Each single-shot coherent diffraction pattern is phase retrieved to acquire an image of each independent nanoparticle following the well-established coherent diffraction imaging procedures[40-42]. This phase retrieval of acquiring a real image is not a fit process but an optimization approach to the inverse problem through numerical iterations following a phasing algorithm[43]. Coherent diffraction patterns were measured with a sampling interval finer than the Nyquist frequency determined by the inverse sample size is used for amplitude modulus of the Fourier transformation of the specimen[44, 45]. The phases of the diffraction patterns are not measured explicitly, but become retrieved from such oversampled coherent diffraction patterns.

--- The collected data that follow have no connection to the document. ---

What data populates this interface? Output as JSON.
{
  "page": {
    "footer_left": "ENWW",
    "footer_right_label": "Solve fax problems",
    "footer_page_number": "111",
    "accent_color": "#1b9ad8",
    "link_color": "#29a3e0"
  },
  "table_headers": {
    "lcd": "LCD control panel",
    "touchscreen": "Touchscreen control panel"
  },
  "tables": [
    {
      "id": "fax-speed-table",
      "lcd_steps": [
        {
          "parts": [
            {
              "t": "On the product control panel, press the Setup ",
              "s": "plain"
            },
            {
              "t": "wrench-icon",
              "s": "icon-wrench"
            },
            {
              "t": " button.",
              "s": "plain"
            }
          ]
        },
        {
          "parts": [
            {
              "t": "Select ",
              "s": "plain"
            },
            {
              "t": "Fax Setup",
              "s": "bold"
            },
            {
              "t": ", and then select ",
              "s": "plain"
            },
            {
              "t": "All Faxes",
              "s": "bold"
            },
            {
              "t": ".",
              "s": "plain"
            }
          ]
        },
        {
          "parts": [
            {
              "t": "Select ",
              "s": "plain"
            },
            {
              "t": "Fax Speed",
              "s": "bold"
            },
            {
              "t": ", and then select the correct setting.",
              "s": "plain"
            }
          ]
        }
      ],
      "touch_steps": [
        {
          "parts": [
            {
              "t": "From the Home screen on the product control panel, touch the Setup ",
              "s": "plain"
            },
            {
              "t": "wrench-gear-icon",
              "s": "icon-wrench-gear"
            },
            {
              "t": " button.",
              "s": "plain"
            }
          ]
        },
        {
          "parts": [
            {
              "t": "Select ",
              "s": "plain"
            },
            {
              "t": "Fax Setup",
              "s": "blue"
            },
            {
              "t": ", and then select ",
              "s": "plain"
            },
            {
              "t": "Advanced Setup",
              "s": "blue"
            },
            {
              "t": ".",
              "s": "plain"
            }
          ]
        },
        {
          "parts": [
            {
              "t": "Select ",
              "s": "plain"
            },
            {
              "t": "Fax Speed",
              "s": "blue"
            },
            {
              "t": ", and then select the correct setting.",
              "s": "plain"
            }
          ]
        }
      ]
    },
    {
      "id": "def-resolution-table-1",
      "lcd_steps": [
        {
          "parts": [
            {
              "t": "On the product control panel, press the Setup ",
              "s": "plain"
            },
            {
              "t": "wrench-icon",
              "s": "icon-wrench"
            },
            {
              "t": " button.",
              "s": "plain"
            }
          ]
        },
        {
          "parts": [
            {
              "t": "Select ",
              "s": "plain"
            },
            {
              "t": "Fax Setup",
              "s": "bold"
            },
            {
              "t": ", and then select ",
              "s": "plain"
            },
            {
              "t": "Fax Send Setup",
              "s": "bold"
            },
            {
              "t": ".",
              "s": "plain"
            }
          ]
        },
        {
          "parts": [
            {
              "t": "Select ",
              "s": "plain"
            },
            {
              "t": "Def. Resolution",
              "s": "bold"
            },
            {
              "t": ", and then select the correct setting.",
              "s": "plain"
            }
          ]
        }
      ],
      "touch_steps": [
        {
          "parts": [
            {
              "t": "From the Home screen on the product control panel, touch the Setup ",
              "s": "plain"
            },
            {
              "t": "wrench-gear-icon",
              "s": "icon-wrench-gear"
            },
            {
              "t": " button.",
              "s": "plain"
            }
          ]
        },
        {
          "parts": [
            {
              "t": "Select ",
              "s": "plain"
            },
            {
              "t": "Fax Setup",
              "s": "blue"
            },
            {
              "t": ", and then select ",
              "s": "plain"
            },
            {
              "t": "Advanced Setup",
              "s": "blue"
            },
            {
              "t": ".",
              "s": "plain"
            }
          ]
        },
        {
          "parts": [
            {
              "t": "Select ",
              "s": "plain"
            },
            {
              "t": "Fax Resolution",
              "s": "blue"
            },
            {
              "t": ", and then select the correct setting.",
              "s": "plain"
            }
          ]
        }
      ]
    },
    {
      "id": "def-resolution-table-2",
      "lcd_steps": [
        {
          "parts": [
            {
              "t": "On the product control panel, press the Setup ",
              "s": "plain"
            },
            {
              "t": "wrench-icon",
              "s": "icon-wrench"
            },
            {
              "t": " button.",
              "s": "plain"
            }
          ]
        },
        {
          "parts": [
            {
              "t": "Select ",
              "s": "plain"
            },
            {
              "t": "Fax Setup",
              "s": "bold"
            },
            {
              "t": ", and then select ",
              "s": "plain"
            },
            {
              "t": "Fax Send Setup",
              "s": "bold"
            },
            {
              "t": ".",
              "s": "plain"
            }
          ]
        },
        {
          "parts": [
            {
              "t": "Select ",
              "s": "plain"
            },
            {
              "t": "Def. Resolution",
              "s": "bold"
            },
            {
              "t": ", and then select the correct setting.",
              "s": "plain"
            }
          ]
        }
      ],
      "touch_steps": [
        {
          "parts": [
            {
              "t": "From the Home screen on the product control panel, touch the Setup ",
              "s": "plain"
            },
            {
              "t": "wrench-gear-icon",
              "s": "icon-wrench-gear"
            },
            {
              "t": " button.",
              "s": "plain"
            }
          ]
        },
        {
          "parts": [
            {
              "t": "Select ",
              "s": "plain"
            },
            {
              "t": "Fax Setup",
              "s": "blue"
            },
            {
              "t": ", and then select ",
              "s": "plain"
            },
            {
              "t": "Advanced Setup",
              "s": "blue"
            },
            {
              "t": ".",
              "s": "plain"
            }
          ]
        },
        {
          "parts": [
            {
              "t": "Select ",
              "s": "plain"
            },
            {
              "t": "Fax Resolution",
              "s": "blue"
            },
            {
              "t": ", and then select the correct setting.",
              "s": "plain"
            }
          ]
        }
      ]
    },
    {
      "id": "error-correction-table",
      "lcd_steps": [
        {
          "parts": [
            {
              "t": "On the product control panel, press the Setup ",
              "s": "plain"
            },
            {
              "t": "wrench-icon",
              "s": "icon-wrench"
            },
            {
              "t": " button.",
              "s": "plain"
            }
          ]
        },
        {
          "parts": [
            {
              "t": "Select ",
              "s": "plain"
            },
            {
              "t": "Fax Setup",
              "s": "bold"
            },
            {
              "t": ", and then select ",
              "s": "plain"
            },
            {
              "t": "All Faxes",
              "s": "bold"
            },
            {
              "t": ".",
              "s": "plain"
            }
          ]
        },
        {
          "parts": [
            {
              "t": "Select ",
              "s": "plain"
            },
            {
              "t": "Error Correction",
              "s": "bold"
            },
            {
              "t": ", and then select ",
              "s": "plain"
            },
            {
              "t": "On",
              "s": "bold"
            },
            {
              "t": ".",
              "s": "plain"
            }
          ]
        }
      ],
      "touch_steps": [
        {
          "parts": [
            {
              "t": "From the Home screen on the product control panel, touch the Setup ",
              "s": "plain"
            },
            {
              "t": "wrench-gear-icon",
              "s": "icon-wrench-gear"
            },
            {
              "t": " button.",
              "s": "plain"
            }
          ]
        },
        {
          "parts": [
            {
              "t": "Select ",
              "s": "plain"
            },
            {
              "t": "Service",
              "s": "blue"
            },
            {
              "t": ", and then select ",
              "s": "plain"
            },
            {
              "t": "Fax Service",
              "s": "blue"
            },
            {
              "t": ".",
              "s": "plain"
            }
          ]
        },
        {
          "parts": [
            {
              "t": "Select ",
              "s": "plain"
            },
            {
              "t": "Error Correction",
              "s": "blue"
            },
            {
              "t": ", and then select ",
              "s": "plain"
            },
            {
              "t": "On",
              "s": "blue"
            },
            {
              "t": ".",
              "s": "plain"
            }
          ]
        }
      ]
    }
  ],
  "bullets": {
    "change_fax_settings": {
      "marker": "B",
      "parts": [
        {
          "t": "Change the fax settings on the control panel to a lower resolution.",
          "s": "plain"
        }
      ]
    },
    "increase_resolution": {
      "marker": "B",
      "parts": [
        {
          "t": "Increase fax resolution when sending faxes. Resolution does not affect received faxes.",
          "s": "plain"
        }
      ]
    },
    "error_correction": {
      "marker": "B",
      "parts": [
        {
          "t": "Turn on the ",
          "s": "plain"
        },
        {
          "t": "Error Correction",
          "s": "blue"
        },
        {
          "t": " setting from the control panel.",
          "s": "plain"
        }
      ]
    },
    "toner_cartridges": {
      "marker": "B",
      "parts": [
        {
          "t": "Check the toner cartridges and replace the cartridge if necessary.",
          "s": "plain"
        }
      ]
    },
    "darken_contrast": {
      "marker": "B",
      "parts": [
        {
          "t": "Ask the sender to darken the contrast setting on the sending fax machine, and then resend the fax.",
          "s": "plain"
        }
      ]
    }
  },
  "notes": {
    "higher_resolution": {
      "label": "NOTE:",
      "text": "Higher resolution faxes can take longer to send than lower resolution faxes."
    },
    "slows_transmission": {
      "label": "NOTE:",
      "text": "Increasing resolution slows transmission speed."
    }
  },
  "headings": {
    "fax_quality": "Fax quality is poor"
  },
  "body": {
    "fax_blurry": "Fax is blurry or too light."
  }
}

The phase retrieval is performed staring with the randomly guessed phase for the first step. The measured amplitude modulus with this random phase is inverse Fourier transformed to render an image in real space. This image, which is usually far from an actual image of the specimen at this initially stage, is further inspected to comply with the rationally imposed constraints such as the extent of the image, positive value in the image density, etc. This constrained image is numerically Fourier transformed to obtain a diffraction pattern with the amplitude modulus and phase. In this stage, the amplitude is replaced with the experimentally measured one while keeping the phase and inverse Fourier transformed to get an image again. Obtained image is constrained again and Fourier transformed back for the diffraction pattern. This process is repeated back and forth and finally converges to render an image of real specimen. As noted in this phase retrieval process, all the measured data are directly and unbiasedly used for imaging, which is clearly distinguished from data fitting process used elsewhere. Detailed descriptions on the phase retrieval process and the algorithm employed are provided (Supplementary Note 2).

Data collections are repeated for each delay time and multiple numbers of images are for the same delay time (Supplementary Figs. 2 and 4). An image well delivering the average behavior of the images of the same delay time is chosen to represent the image of the given delay time.

Atomistic two-temperature molecular dynamics simulations

TTMD simulations were carried out with an unsupported 10 nm nanosphere made of Au atoms arranged in the face centered cubic crystal symmetry. An embedded-atom-method (EAM) and the MD time step of 0.7 fs were used. The nanosphere was first equilibrated at 300 K for 2 ps. The nonequilibrium states of the electronic and ionic systems of the Au nanosphere melting upon ultrashort laser irradiation were described by combining the atomistic molecular dynamics with the two-temperature model (see Supplementary Note 3 for the details of the TTMD method). The incident laser fluence and the pulse duration were 870 mJ cm-2 and 50 fs. The TTMD simulations were performed on spherical grids with energy absorption from the oscillating plasma wave with isotropic and anisotropic field enhancements (Supplementary Note 3).